LVP would be better if there was a way to repair a single piece without having to completely disassemble the floor.  Because of that, I wouldn't recommend it in a bathroom or any place where water may get underneath it.  I like it in smaller sections, not where it joins between all rooms in one big piece...having had to disassemble and reassemble a Lifeproof floor over 8 hours is not fun, when the same issue with carpet would have taken 30 minutes.

I personally like tile in the bathrooms, carpet in the bedrooms (or hardwood), and then LVP in the kitchen. Living room can be LVP or carpet or hardwood. Even if tile lasts 75 years, it's going to be out of style in 10 to 15 years anyways. If the tenant destroys the carpet, that's what the security deposit is for.

@Ken N. I’m sure this varies from market to market. In Memphis, TN I have found that my tenants like carpet in the bedrooms.

For a long term buy and hold I'm looking for LOW maintenance options.

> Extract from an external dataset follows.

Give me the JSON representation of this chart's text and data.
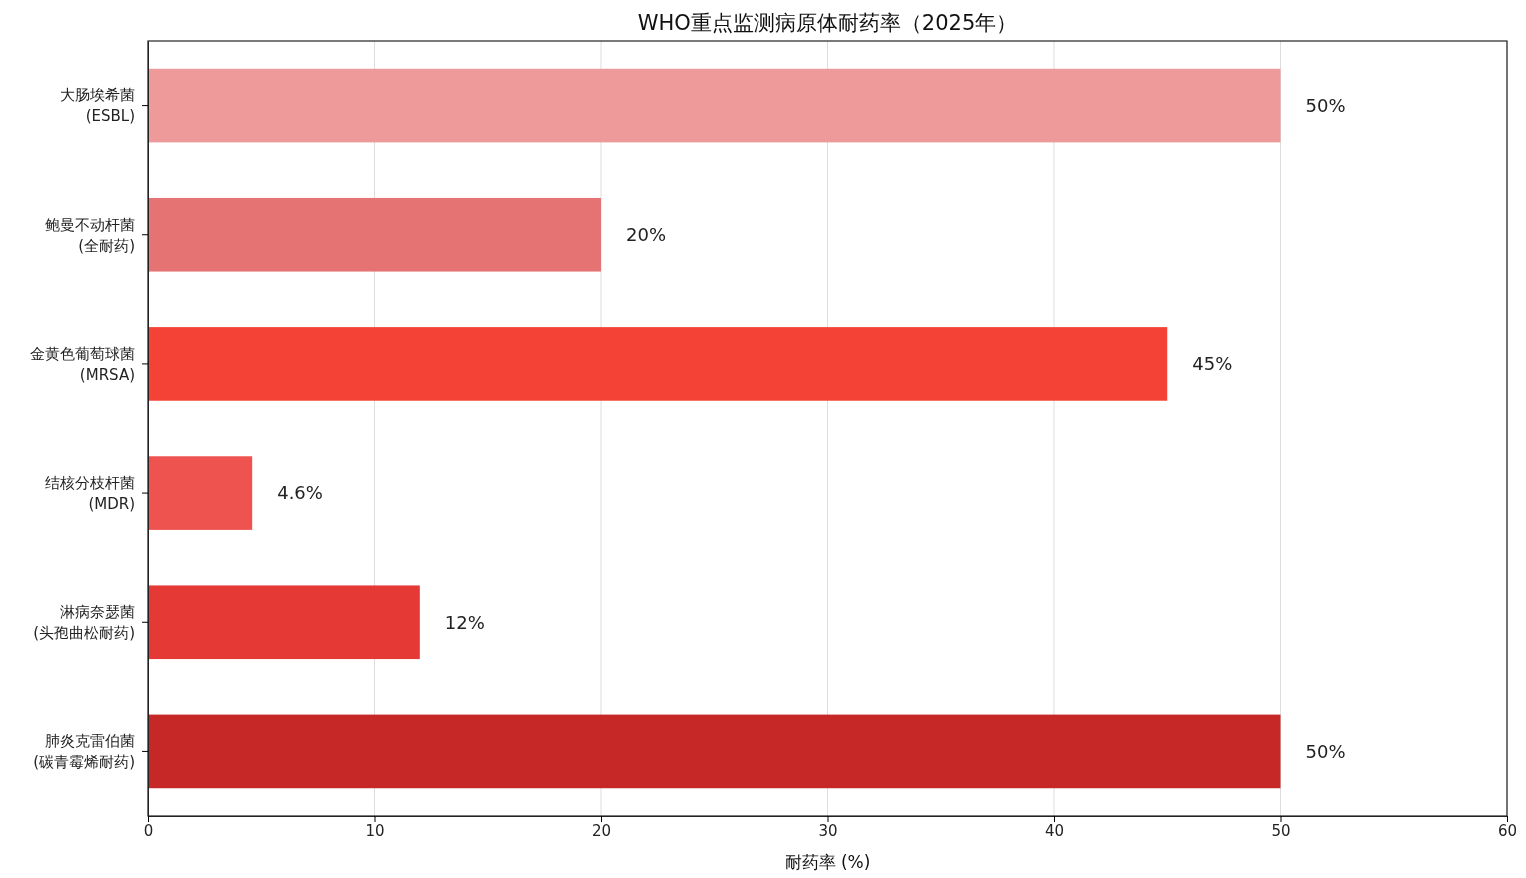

My typical property is a three bedroom two bath ranch. I install hard surface flooring (Vinyl plank & Tile) in all high traffic areas and wet areas.

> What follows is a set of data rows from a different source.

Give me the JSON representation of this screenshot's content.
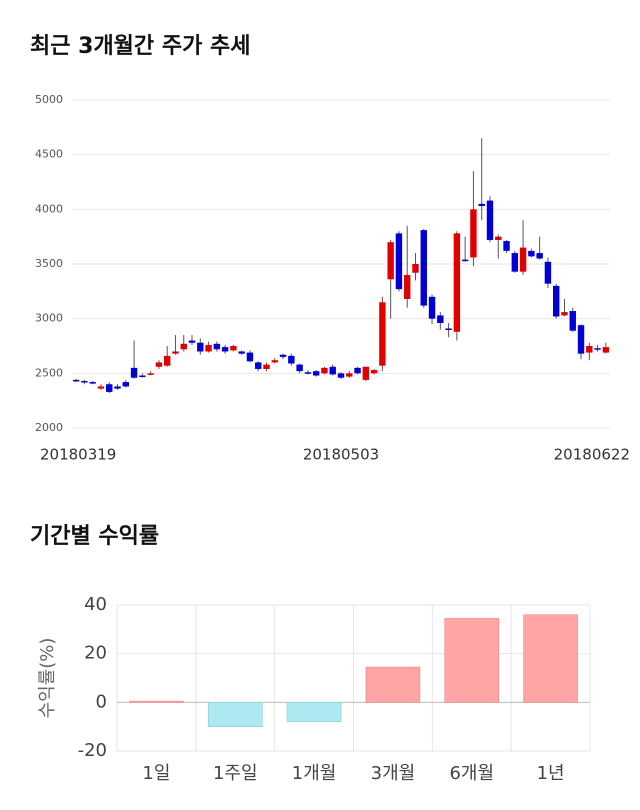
{
  "chart_data": [
    {
      "type": "candlestick",
      "title": "최근 3개월간 주가 추세",
      "categories": [
        "20180319",
        null,
        null,
        null,
        null,
        null,
        null,
        null,
        null,
        null,
        null,
        null,
        null,
        null,
        null,
        null,
        null,
        null,
        null,
        null,
        null,
        null,
        null,
        null,
        null,
        null,
        null,
        null,
        null,
        null,
        null,
        null,
        "20180503",
        null,
        null,
        null,
        null,
        null,
        null,
        null,
        null,
        null,
        null,
        null,
        null,
        null,
        null,
        null,
        null,
        null,
        null,
        null,
        null,
        null,
        null,
        null,
        null,
        null,
        null,
        null,
        null,
        null,
        null,
        null,
        "20180622"
      ],
      "open": [
        2440,
        2430,
        2420,
        2360,
        2400,
        2380,
        2420,
        2550,
        2480,
        2490,
        2560,
        2570,
        2680,
        2720,
        2800,
        2780,
        2700,
        2770,
        2740,
        2710,
        2700,
        2690,
        2600,
        2540,
        2600,
        2670,
        2660,
        2580,
        2510,
        2520,
        2500,
        2560,
        2500,
        2470,
        2550,
        2440,
        2500,
        2570,
        3360,
        3780,
        3180,
        3420,
        3810,
        3200,
        3030,
        2910,
        2880,
        3540,
        3560,
        4050,
        4080,
        3720,
        3710,
        3600,
        3430,
        3620,
        3600,
        3520,
        3300,
        3030,
        3070,
        2940,
        2690,
        2730,
        2690
      ],
      "high": [
        2450,
        2440,
        2430,
        2400,
        2420,
        2400,
        2440,
        2800,
        2500,
        2520,
        2620,
        2750,
        2850,
        2850,
        2850,
        2820,
        2790,
        2790,
        2760,
        2760,
        2710,
        2710,
        2610,
        2600,
        2640,
        2680,
        2680,
        2590,
        2530,
        2530,
        2560,
        2580,
        2510,
        2520,
        2560,
        2560,
        2540,
        3200,
        3720,
        3800,
        3850,
        3600,
        3820,
        3220,
        3060,
        2960,
        3800,
        3750,
        4350,
        4650,
        4120,
        3770,
        3720,
        3620,
        3900,
        3640,
        3750,
        3560,
        3320,
        3180,
        3100,
        2950,
        2780,
        2760,
        2780
      ],
      "low": [
        2420,
        2400,
        2400,
        2350,
        2320,
        2350,
        2370,
        2450,
        2460,
        2480,
        2540,
        2560,
        2670,
        2700,
        2760,
        2670,
        2690,
        2700,
        2680,
        2700,
        2670,
        2600,
        2520,
        2520,
        2590,
        2630,
        2570,
        2500,
        2490,
        2470,
        2490,
        2480,
        2450,
        2460,
        2490,
        2430,
        2490,
        2520,
        3000,
        3250,
        3100,
        3350,
        3100,
        2950,
        2900,
        2830,
        2800,
        3520,
        3480,
        3900,
        3700,
        3550,
        3600,
        3420,
        3400,
        3560,
        3540,
        3280,
        3000,
        3020,
        2880,
        2630,
        2620,
        2700,
        2680
      ],
      "close": [
        2430,
        2425,
        2415,
        2380,
        2330,
        2360,
        2380,
        2460,
        2475,
        2500,
        2600,
        2660,
        2700,
        2770,
        2780,
        2700,
        2760,
        2720,
        2700,
        2750,
        2680,
        2610,
        2540,
        2580,
        2620,
        2650,
        2590,
        2520,
        2500,
        2480,
        2550,
        2490,
        2460,
        2500,
        2500,
        2560,
        2530,
        3150,
        3700,
        3270,
        3400,
        3500,
        3120,
        3000,
        2960,
        2900,
        3780,
        3530,
        4000,
        4030,
        3720,
        3750,
        3620,
        3430,
        3650,
        3570,
        3550,
        3320,
        3020,
        3060,
        2890,
        2680,
        2750,
        2720,
        2740
      ],
      "up_color": "#e00000",
      "down_color": "#0000d6",
      "ylim": [
        2000,
        5000
      ],
      "yticks": [
        2000,
        2500,
        3000,
        3500,
        4000,
        4500,
        5000
      ],
      "grid": true
    },
    {
      "type": "bar",
      "title": "기간별 수익률",
      "ylabel": "수익률(%)",
      "categories": [
        "1일",
        "1주일",
        "1개월",
        "3개월",
        "6개월",
        "1년"
      ],
      "values": [
        0.5,
        -10,
        -8,
        14.5,
        34.5,
        36
      ],
      "positive_color": "#ffa5a5",
      "negative_color": "#aee8f0",
      "ylim": [
        -20,
        40
      ],
      "yticks": [
        -20,
        0,
        20,
        40
      ],
      "grid": true
    }
  ]
}
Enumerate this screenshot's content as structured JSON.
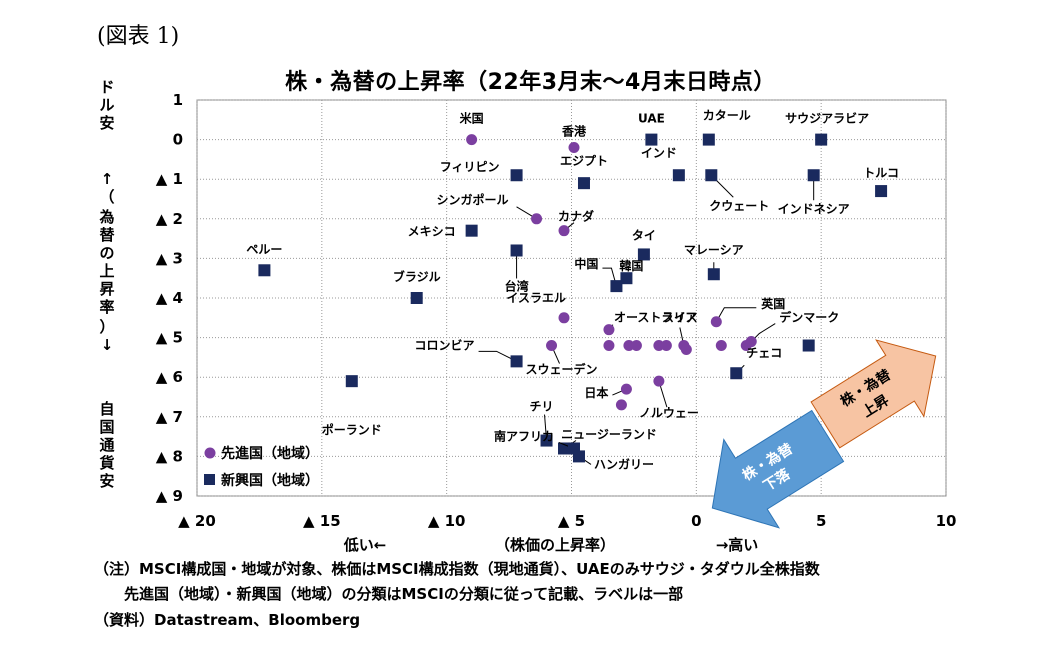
{
  "figure_label": "(図表 1)",
  "chart_data": {
    "type": "scatter",
    "title": "株・為替の上昇率（22年3月末～4月末日時点）",
    "xlabel": "（株価の上昇率）",
    "x_low_label": "低い←",
    "x_high_label": "→高い",
    "ylabel_top": "ドル安",
    "ylabel_arrow_up": "↑（",
    "ylabel_middle": "為替の上昇率",
    "ylabel_arrow_down": "）↓",
    "ylabel_bottom": "自国通貨安",
    "xlim": [
      -20,
      10
    ],
    "ylim": [
      -9,
      1
    ],
    "x_ticks": [
      {
        "value": -20,
        "label": "▲ 20"
      },
      {
        "value": -15,
        "label": "▲ 15"
      },
      {
        "value": -10,
        "label": "▲ 10"
      },
      {
        "value": -5,
        "label": "▲ 5"
      },
      {
        "value": 0,
        "label": "0"
      },
      {
        "value": 5,
        "label": "5"
      },
      {
        "value": 10,
        "label": "10"
      }
    ],
    "y_ticks": [
      {
        "value": 1,
        "label": "1"
      },
      {
        "value": 0,
        "label": "0"
      },
      {
        "value": -1,
        "label": "▲ 1"
      },
      {
        "value": -2,
        "label": "▲ 2"
      },
      {
        "value": -3,
        "label": "▲ 3"
      },
      {
        "value": -4,
        "label": "▲ 4"
      },
      {
        "value": -5,
        "label": "▲ 5"
      },
      {
        "value": -6,
        "label": "▲ 6"
      },
      {
        "value": -7,
        "label": "▲ 7"
      },
      {
        "value": -8,
        "label": "▲ 8"
      },
      {
        "value": -9,
        "label": "▲ 9"
      }
    ],
    "grid": "dotted",
    "legend_position": "bottom-left",
    "colors": {
      "developed": "#7b3fa0",
      "emerging": "#1a2a5e",
      "arrow_up": "#f7c4a3",
      "arrow_down": "#5b9bd5"
    },
    "series": [
      {
        "name": "先進国（地域）",
        "marker": "circle",
        "points": [
          {
            "x": -9.0,
            "y": 0.0,
            "label": "米国"
          },
          {
            "x": -4.9,
            "y": -0.2,
            "label": "香港"
          },
          {
            "x": -6.4,
            "y": -2.0,
            "label": "シンガポール"
          },
          {
            "x": -5.3,
            "y": -2.3,
            "label": "カナダ"
          },
          {
            "x": -5.3,
            "y": -4.5,
            "label": "イスラエル"
          },
          {
            "x": -3.5,
            "y": -4.8,
            "label": "オーストラリア"
          },
          {
            "x": -5.8,
            "y": -5.2,
            "label": "スウェーデン"
          },
          {
            "x": -3.5,
            "y": -5.2,
            "label": ""
          },
          {
            "x": -2.7,
            "y": -5.2,
            "label": ""
          },
          {
            "x": -2.4,
            "y": -5.2,
            "label": ""
          },
          {
            "x": -1.5,
            "y": -5.2,
            "label": ""
          },
          {
            "x": -1.2,
            "y": -5.2,
            "label": ""
          },
          {
            "x": -0.5,
            "y": -5.2,
            "label": "スイス"
          },
          {
            "x": -0.4,
            "y": -5.3,
            "label": ""
          },
          {
            "x": 0.8,
            "y": -4.6,
            "label": "英国"
          },
          {
            "x": 1.0,
            "y": -5.2,
            "label": ""
          },
          {
            "x": 2.0,
            "y": -5.2,
            "label": ""
          },
          {
            "x": 2.2,
            "y": -5.1,
            "label": "デンマーク"
          },
          {
            "x": -1.5,
            "y": -6.1,
            "label": "ノルウェー"
          },
          {
            "x": -2.8,
            "y": -6.3,
            "label": "日本"
          },
          {
            "x": -3.0,
            "y": -6.7,
            "label": ""
          }
        ]
      },
      {
        "name": "新興国（地域）",
        "marker": "square",
        "points": [
          {
            "x": -1.8,
            "y": 0.0,
            "label": "UAE"
          },
          {
            "x": 0.5,
            "y": 0.0,
            "label": "カタール"
          },
          {
            "x": 5.0,
            "y": 0.0,
            "label": "サウジアラビア"
          },
          {
            "x": -7.2,
            "y": -0.9,
            "label": "フィリピン"
          },
          {
            "x": -4.5,
            "y": -1.1,
            "label": "エジプト"
          },
          {
            "x": -0.7,
            "y": -0.9,
            "label": "インド"
          },
          {
            "x": 0.6,
            "y": -0.9,
            "label": "クウェート"
          },
          {
            "x": 4.7,
            "y": -0.9,
            "label": "インドネシア"
          },
          {
            "x": 7.4,
            "y": -1.3,
            "label": "トルコ"
          },
          {
            "x": -9.0,
            "y": -2.3,
            "label": "メキシコ"
          },
          {
            "x": -7.2,
            "y": -2.8,
            "label": "台湾"
          },
          {
            "x": -17.3,
            "y": -3.3,
            "label": "ペルー"
          },
          {
            "x": -2.1,
            "y": -2.9,
            "label": "タイ"
          },
          {
            "x": -2.8,
            "y": -3.5,
            "label": "韓国"
          },
          {
            "x": -3.2,
            "y": -3.7,
            "label": "中国"
          },
          {
            "x": 0.7,
            "y": -3.4,
            "label": "マレーシア"
          },
          {
            "x": -11.2,
            "y": -4.0,
            "label": "ブラジル"
          },
          {
            "x": -7.2,
            "y": -5.6,
            "label": "コロンビア"
          },
          {
            "x": 4.5,
            "y": -5.2,
            "label": ""
          },
          {
            "x": 1.6,
            "y": -5.9,
            "label": "チェコ"
          },
          {
            "x": -13.8,
            "y": -6.1,
            "label": "ポーランド"
          },
          {
            "x": -6.0,
            "y": -7.6,
            "label": "チリ"
          },
          {
            "x": -5.3,
            "y": -7.8,
            "label": "ニュージーランド"
          },
          {
            "x": -4.7,
            "y": -8.0,
            "label": "ハンガリー"
          },
          {
            "x": -4.9,
            "y": -7.8,
            "label": "南アフリカ"
          }
        ]
      }
    ],
    "annotations": [
      {
        "text": "株・為替上昇",
        "direction": "up-right"
      },
      {
        "text": "株・為替下落",
        "direction": "down-left"
      }
    ]
  },
  "notes": [
    "（注）MSCI構成国・地域が対象、株価はMSCI構成指数（現地通貨）、UAEのみサウジ・タダウル全株指数",
    "　　先進国（地域）・新興国（地域）の分類はMSCIの分類に従って記載、ラベルは一部",
    "（資料）Datastream、Bloomberg"
  ]
}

By installing carpet in only three bedrooms, the cost is minimal to replace if necessary in the future.

*we also have an agreement in place to clean the carpet at a set rate of $125 with a local company.

Since we're here and I'm driving a keyboard instead of my phone, I think this is a good place to explain that the biggest benefit of porcelain tile, or rather what's called by the industry PEI 5 tile, isn't that it's harder and has a higher break point, it's that it's impervious, impermeable to water. This makes it a good sanitary surface,

Floor tile has been getting a lot harder and thicker in recent years to allow floor installers to take more shortcuts when installing it. It still cracks when it's installed by an idiot. You can get generations of use out of soft tile, even marble, if you install it correctly and make sure the subfloor underneath it is sufficiently rigid and minimally deflects.

The thinset method of tile installation itself is really the problem that we all face when we try to pay workmen to lay in lifetime tile floors. No one goes to the trouble necessary. It's just too much exacting, methodical work for too little pay. That's why we have tile floors cracking all over the place, not because the tiles aren't hard enough.

Originally posted by @Ken N. :

Hello BP community,

I wonder how many of you decide to put carpeting down the hall ways to the bed rooms for rental property?

I have read that ceramic tile is the most durable option, It can last up to 75 years.

Meanwhile, vinyl flooring lasts up to 25 years. And Carpet lasts around 15 years (if you take good care of it).

Me and my wife are renovating a single family ranch style home and trying to decide on flooring in the next few weeks.

We would love to hear your advice.

Thank you!


 No carpeting is the most ideal situation.